US: The amplified voices of children reading the names of the 2,792 people who died in the World Trade Centre echoed across downtown Manhattan for 2½ hours yesterday in a moving ceremony to mark the second anniversary of the September 11th attacks.
All of the 200 children and young adults reading the names lost a relative and several had difficulty holding back tears. There were heartbreaking moments, as when 12-year-old Christina Marie Aceto said, before naming her father, Richard Anthony Aceto, "I love you, Daddy. I miss you a lot." On a day as sunny and clear as that when the planes smashed into the twin towers, hundreds of relatives holding pictures and flowers were allowed into the pit known as Ground Zero where their loved ones perished.
They could see the station being built for the PATH train service connecting lower Manhattan and New Jersey, with new signs reading "World Trade Center Station". Some who have not recovered remains knelt to touch the ground or scoop up handfuls of dirt.

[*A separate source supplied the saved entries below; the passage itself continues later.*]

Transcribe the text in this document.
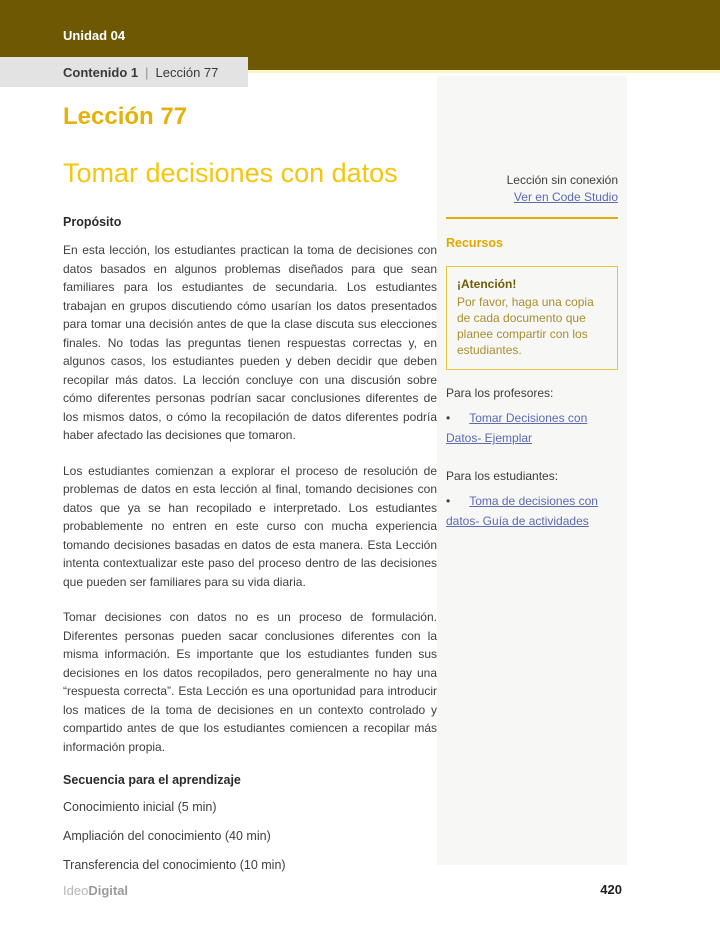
Unidad 04
Contenido 1 | Lección 77
Lección 77
Tomar decisiones con datos
Propósito

En esta lección, los estudiantes practican la toma de decisiones con datos basados en algunos problemas diseñados para que sean familiares para los estudiantes de secundaria. Los estudiantes trabajan en grupos discutiendo cómo usarían los datos presentados para tomar una decisión antes de que la clase discuta sus elecciones finales. No todas las preguntas tienen respuestas correctas y, en algunos casos, los estudiantes pueden y deben decidir que deben recopilar más datos. La lección concluye con una discusión sobre cómo diferentes personas podrían sacar conclusiones diferentes de los mismos datos, o cómo la recopilación de datos diferentes podría haber afectado las decisiones que tomaron.

Los estudiantes comienzan a explorar el proceso de resolución de problemas de datos en esta lección al final, tomando decisiones con datos que ya se han recopilado e interpretado. Los estudiantes probablemente no entren en este curso con mucha experiencia tomando decisiones basadas en datos de esta manera. Esta Lección intenta contextualizar este paso del proceso dentro de las decisiones que pueden ser familiares para su vida diaria.

Tomar decisiones con datos no es un proceso de formulación. Diferentes personas pueden sacar conclusiones diferentes con la misma información. Es importante que los estudiantes funden sus decisiones en los datos recopilados, pero generalmente no hay una “respuesta correcta”. Esta Lección es una oportunidad para introducir los matices de la toma de decisiones en un contexto controlado y compartido antes de que los estudiantes comiencen a recopilar más información propia.

Secuencia para el aprendizaje
Conocimiento inicial (5 min)
Ampliación del conocimiento (40 min)
Transferencia del conocimiento (10 min)
Lección sin conexión
Ver en Code Studio
Recursos
¡Atención!
Por favor, haga una copia de cada documento que planee compartir con los estudiantes.
Para los profesores:
• Tomar Decisiones con Datos- Ejemplar
Para los estudiantes:
• Toma de decisiones con datos- Guía de actividades
IdeoDigital	420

"We come here to honour those that we lost, and to remember this day with sorrow," Mayor Michael Bloomberg said, after a children's choir sang the Star-Spangled Banner.

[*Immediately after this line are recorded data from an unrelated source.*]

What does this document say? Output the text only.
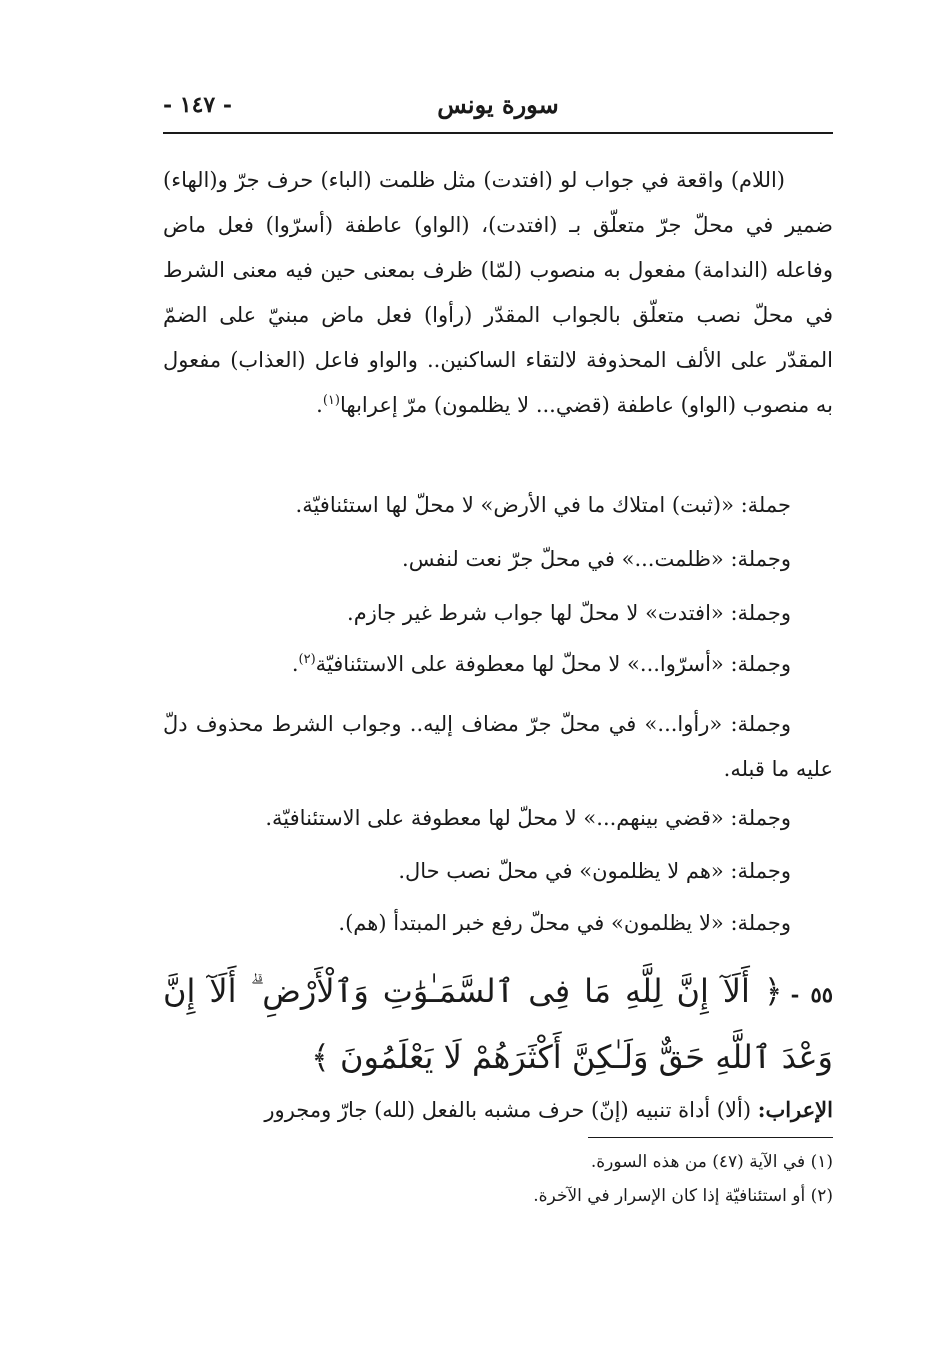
سورة يونس
- ١٤٧ -
(اللام) واقعة في جواب لو (افتدت) مثل ظلمت (الباء) حرف جرّ و(الهاء) ضمير في محلّ جرّ متعلّق بـ (افتدت)، (الواو) عاطفة (أسرّوا) فعل ماض وفاعله (الندامة) مفعول به منصوب (لمّا) ظرف بمعنى حين فيه معنى الشرط في محلّ نصب متعلّق بالجواب المقدّر (رأوا) فعل ماض مبنيّ على الضمّ المقدّر على الألف المحذوفة لالتقاء الساكنين.. والواو فاعل (العذاب) مفعول به منصوب (الواو) عاطفة (قضي... لا يظلمون) مرّ إعرابها$^{(١)}$.
جملة: «(ثبت) امتلاك ما في الأرض» لا محلّ لها استئنافيّة.
وجملة: «ظلمت...» في محلّ جرّ نعت لنفس.
وجملة: «افتدت» لا محلّ لها جواب شرط غير جازم.
وجملة: «أسرّوا...» لا محلّ لها معطوفة على الاستئنافيّة$^{(٢)}$.
وجملة: «رأوا...» في محلّ جرّ مضاف إليه.. وجواب الشرط محذوف دلّ عليه ما قبله.
وجملة: «قضي بينهم...» لا محلّ لها معطوفة على الاستئنافيّة.
وجملة: «هم لا يظلمون» في محلّ نصب حال.
وجملة: «لا يظلمون» في محلّ رفع خبر المبتدأ (هم).
٥٥ -﴿ أَلَآ إِنَّ لِلَّهِ مَا فِى ٱلسَّمَـٰوَٰتِ وَٱلْأَرْضِ ۗ أَلَآ إِنَّ وَعْدَ ٱللَّهِ حَقٌّ وَلَـٰكِنَّ أَكْثَرَهُمْ لَا يَعْلَمُونَ ﴾
الإعراب: (ألا) أداة تنبيه (إنّ) حرف مشبه بالفعل (لله) جارّ ومجرور
(١) في الآية (٤٧) من هذه السورة.
(٢) أو استئنافيّة إذا كان الإسرار في الآخرة.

The reading began after a moment of silence at 8:46 a.m. to mark the moment when the first plane hit and was halted three times for further moments of silence to note the time the second plane hit and the towers fell. After the last moment of silence at 10:29 a.m. bells were rung across the country.
After attending a prayer service at a Washington church, President Bush said: "Today our nation remembers. We remember a sad and terrible day, September 11th, 2001. We remember lives lost. We remember the heroic deeds. We remember the compassion, the decency of our fellow citizens on that terrible day." Mr Bush signed a proclamation making September 11th a national day of prayer and remembrance to be known as Patriot Day.
US Vice-President Dick Cheney was to have attended the Ground Zero ceremony but stayed away when Mayor Bloomberg pointed out that it would mean relatives having to arrive hours in advance to go through security. He took part in a memorial service at New York's Riverside Church.
US Defence Secretary Donald Rumsfeld took part in a wreath-laying ceremony at the Pentagon. The 184 men and women who died there were part of "an arsenal of democracy", he said.
At a Justice Department ceremony Solicitor General Ted Olson, whose wife, Barbara, was killed on the plane that dived into the Pentagon, said the best way to remember the dead was to wipe out the terrorism that led to their deaths.